On a generalization of a theorem of N. A. Davydov. (Q1432374)

Given \(\Gamma\), a simple closed rectifiable curve on the complex plane dividing this plane into \(\mathbb{D}^+\) and \(\mathbb{D}^- \ni \infty\); for any \(f\in C(\Gamma)\) the Cauchy-type integral of \(f\) \[ C_f(z):=\frac{1}{2\pi \imath}\int_{\Gamma}\frac{f(t)}{t-z}\,dt, \] is defined. N.A. Davydov proved in 1949, that for a closed rectifiable \(\Gamma\) and for \(f\) in the Lipschitz class, the Cauchy-type integral \(C_f\) is continuous in the closures of \(D^+\) and \(D^-\).
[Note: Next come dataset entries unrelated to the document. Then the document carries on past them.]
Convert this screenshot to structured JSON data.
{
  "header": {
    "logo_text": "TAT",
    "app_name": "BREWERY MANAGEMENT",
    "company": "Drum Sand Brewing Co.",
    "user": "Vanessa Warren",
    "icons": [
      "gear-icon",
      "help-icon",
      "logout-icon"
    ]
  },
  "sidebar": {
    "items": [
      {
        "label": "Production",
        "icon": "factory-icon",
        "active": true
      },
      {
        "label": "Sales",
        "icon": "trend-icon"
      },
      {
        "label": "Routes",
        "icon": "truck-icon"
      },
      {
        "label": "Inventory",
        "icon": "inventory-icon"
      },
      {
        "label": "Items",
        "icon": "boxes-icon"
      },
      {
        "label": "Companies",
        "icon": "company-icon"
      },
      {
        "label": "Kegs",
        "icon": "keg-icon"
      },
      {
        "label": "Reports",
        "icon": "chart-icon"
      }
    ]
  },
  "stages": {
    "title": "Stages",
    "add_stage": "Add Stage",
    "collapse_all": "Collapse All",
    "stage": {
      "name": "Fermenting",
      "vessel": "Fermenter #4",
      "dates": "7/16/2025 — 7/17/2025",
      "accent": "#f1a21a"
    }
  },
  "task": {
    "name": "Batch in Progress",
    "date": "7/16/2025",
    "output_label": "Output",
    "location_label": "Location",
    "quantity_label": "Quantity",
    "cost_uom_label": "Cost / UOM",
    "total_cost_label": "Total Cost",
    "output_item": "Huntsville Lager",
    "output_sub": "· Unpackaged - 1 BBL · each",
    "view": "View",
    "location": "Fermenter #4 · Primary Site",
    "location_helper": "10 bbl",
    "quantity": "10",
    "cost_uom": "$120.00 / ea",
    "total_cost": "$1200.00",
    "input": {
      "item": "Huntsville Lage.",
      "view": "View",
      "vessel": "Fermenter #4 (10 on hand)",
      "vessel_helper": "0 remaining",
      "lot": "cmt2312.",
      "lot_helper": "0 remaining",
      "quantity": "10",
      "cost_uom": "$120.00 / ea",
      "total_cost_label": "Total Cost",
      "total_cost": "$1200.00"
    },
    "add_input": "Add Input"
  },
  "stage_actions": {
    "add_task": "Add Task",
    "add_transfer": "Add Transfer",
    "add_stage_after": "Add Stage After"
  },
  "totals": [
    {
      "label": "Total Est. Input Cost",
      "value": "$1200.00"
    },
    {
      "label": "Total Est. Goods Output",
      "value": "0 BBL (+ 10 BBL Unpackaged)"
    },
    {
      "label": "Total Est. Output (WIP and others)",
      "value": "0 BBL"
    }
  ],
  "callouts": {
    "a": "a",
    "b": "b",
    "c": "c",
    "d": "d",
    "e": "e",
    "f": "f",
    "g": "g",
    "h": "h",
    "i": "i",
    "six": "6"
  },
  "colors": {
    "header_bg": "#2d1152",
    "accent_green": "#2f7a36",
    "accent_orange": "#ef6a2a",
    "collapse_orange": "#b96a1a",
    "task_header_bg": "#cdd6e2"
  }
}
In the paper under review, this Dadydov's theorem is generalized for some clases of nonrectifiable curves. Let \(\psi\) be a continuous increasing function on \(\mathbb R_+:=[0,\infty)\) such that \(\psi(0)=0\). The class \(R_{\psi}\) consists of all curves \(\Gamma\) such that \[ \sigma_{\psi}(\Gamma):=\sup\left\{\sum_{j=1}^n\psi(z_j-z_{j-1}| )\;| \;\forall \tau \right\} <\infty, \] the supremum is taken over all finite sequences \(\tau:=\{z_1,\cdots ,z_n\;| z_1<z_2<\cdots <z_n\}\) . If \(\Gamma \in R_\psi\), then \(\Gamma\) is called \(\psi\)-rectifiable; for \(\psi(x)=x^p\) with \(p\geq 1\) the curves are called \(p\)-rectifiable. For \(p\geq 1\), a \(p\)-rectifiable curve may be nonrectifiable. Theorem 1 states that if \(\psi\) is convex, \(\Gamma\in R_{\psi}\) and \(f\) is a Lipschitz function then \(C_f\) exists as the Stiltjes integral and is continuous in the closure of \(D^+\) and \(D^-\) provided that \[ \sum_{n=1}^{\infty} \varphi^2 \left(\frac{1}{n} \right)\leq\infty\tag{\(*\)} \] where \(\varphi\) is the function inverse to \(\psi\). For \(p\)-rectifiability (\(*\)) reduces to \(p<2\), and hence the conclusion of the theorem is valid for \(p\)-rectifiable curves with \(1\leq p<2\). Theorem 2 makes the same conclusion for a class of curves consisting of simple closed Jordan curves representable as unions of finitely many graphs (possibly rotated) of continuous real functions and for densities \(f\) in a subclass of Lipschitz functions.